Another example where domain knowledge can be useful is during result interpretation: several sources of knowledge have to be used to explicitly characterise each cluster and to help decide its validity. Thus, it will be useful to be able to express data models, patterns, and rules in a common formalism using a defined vocabulary for concepts and relationships. Existing approaches such as the Molecular Interaction (MI) format [49] developed by the Human Genome Organization (HUGO) mostly address the experimental wet lab aspects leading to data production and curation [58]. A different point of view is represented in the Interaction Network Ontology (INO), a community-driven ontology that aims to standardise and integrate data on interaction networks and to support computer-assisted reasoning [71]. However, this ontology does not integrate basic 3D concepts and structural relationships. Therefore, extending such formalisms and symbolic relationships will be beneficial, if not essential, when classifying the 3D shapes of proteins at the domain family level.
Domain family classification is also relevant for studying domain-domain interactions (DDI). Our previous work on Knowledge-Based Docking (KBDOCK, [3], [5] will be updated and extended using newly published DDIs. Methods for inferring new DDIs from existing protein-protein interactions (PPIs) will be developped. Efforts should be made for validating such inferred DDIs so that they can be used to enrich DDI classification and predict new PPIs.
In parallel, we also intend to design algorithms for leveraging information embedded in biological knowledge graphs (also known as complex networks). Knowledge graphs mostly represent PPIs, integrated with various properties attached to proteins, such as pathways, drug binding or relation with diseases. Setting up similarity measures for proteins in a knowledge graph is a difficult challenge. Our objective is to extract useful knowledge from such graphs in order to better understand and highlight the role of multi-component assemblies in various types of cell or organisms. Ultimately, knowledge graphs can be used to model and simulate the functioning of such molecular machinery in the context of the living cell, under physiological or pathological conditions.
Function Annotation in large protein graphs
Knowledge of the functional properties of proteins can shed considerable light on how they might interact. However, huge numbers of protein sequences in public databases such as UniProt/TrEMBL lack any functional annotation, and the functional annotation of such sequences is a highly challenging problem. We are developing graph-based and machine learning techniques to annotate automatically the available unannotated sequences with functional properties such as EC numbers and Gene Ontology (GO) terms (note that these terms are organized hierarchically allowing generalization/specialization reasoning). The idea is to transfer annotations from expert-reviewed sequences present in the UniProt/SwissProt database (about 560 thousands entries) to unreviewed sequences present in the UniProt/TrEMBL database (about 80% of 180 millions entries).

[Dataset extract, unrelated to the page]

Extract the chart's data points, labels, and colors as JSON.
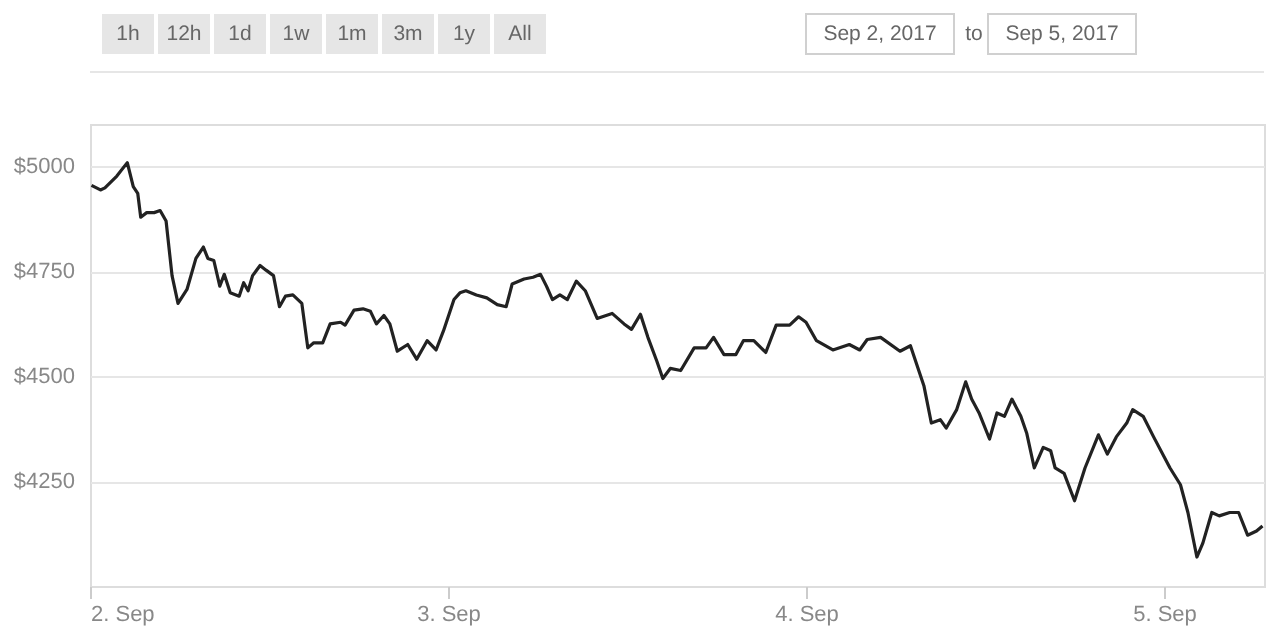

For this, we have to learn from the UniProt/SwissProt database how to compute the similarity of proteins sharing identical or similar functional annotations. Various similarity measures can be tested using cross-validation approches in the UniProt/SwissProt database. For instance, we can use primary sequence or domain signature similarities. More complex similarities can be computed with graph-embedding techniques.
This work is in progress with Bishnu Sarker's PhD project and a first approach called GrAPFI (Graph-based Automatic Protein Function Inference) was presented at conferences in 2018 [11], [12].